Normal şartlarda yeşil butonun daha fazla tıklanması beklenirken,Hubspot’un yapmış olduğu araştırma kırmızı butonun daha fazla tıklanma aldığını ispatlamaktadır.
Kırmızı buton yeşil butona göre yüzde 21 daha fazla tıklanma sayısına ulaşmıştır.Kullanıcılar kendilerine trafik ışıklarını anımsatan ve kırmızıya göre daha yumuşak bir tona sahip olan yeşil rengin yerine daha canlı ve tutkuyu çağrıştıran kırmızı rengi tercih etmişlerdir.
Altın Formül:Altın Çember Teoremi
Simon Sinek,Apple’in neden bu kadar popüler olduğunu ve piyasaya sürdüğü ürünlerin çok fazla eleştiri almasına rağmen neden tercih edilmeye devam ettiğini kendi geliştirdiği “Altın Çember Teoremi” ile açıkladı.
Teoreme göre,Apple yeni çıkardığı iPhone’u veya iPod’u ya da iPad’i satmaya çalışırken bize diğer markalar gibi mükemmel bilgisayarlar yaptıklarından kullanıcı dostu olduklarından ve kullanışı basit ürünler tasarladıklarından bahsetmedi.

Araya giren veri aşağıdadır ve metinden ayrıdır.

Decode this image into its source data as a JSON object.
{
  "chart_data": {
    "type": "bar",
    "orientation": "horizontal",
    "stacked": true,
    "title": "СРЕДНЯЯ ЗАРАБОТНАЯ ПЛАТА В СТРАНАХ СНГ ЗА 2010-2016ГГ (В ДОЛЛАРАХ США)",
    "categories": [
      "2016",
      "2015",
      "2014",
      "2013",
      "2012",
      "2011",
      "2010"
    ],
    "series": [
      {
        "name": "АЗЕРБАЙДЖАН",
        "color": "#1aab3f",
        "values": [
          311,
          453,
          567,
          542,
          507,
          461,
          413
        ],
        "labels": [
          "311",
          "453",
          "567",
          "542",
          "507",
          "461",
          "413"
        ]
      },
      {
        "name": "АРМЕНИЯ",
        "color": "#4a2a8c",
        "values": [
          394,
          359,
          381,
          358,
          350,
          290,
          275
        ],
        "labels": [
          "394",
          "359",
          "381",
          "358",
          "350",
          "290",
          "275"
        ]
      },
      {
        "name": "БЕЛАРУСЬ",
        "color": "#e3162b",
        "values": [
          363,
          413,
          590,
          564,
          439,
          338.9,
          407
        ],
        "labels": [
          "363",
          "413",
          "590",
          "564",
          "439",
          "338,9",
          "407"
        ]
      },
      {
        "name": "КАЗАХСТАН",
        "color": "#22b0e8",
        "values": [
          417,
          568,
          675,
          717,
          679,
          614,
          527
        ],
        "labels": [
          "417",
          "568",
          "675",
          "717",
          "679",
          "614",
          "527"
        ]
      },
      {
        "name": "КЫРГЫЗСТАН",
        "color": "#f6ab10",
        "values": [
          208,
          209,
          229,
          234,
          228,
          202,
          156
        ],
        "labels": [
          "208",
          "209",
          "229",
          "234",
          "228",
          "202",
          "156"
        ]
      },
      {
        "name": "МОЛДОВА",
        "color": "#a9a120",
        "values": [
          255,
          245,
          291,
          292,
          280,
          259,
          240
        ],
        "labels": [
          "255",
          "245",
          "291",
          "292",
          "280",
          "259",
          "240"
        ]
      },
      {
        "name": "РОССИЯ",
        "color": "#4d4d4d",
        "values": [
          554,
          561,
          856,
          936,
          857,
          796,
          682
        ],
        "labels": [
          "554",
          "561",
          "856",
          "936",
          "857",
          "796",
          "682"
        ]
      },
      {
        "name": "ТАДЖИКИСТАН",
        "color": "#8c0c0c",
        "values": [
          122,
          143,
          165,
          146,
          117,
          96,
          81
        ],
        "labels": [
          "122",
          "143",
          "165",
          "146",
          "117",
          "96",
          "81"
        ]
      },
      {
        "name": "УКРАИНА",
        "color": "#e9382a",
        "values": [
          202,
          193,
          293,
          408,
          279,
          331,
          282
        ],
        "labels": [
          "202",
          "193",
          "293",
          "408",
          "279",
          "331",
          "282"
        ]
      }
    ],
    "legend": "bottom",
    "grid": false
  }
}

Bizi marka inançlarının süregelen olgulara meydan okuduğuna ve diğer markalara göre farklı düşündüklerine inandırdı.
iPad ilk çıktığında o zaman için çok önemli olan USB girişi,flashı olmamasına ve beklentilerin altında bulunan kamerasına rağmen çok sattı.Piyasadaki ilk tablet denemesi de değildi;ama insanlar iPad’i tercih etti ve bu ürünü alabilmek için Apple Store’ların önünde sabahladı.
Simon Sinek,”Altın Çember Teoremi” ile Apple’in ve onun gibi pazarlama dahisi birçok markanın başarıya ulaşmasındaki altın formülü açıkladı.”İnsanlar senin ne yaptığını değil;onu ne için yaptığını gördükleri için o ürünü satın alırlar.”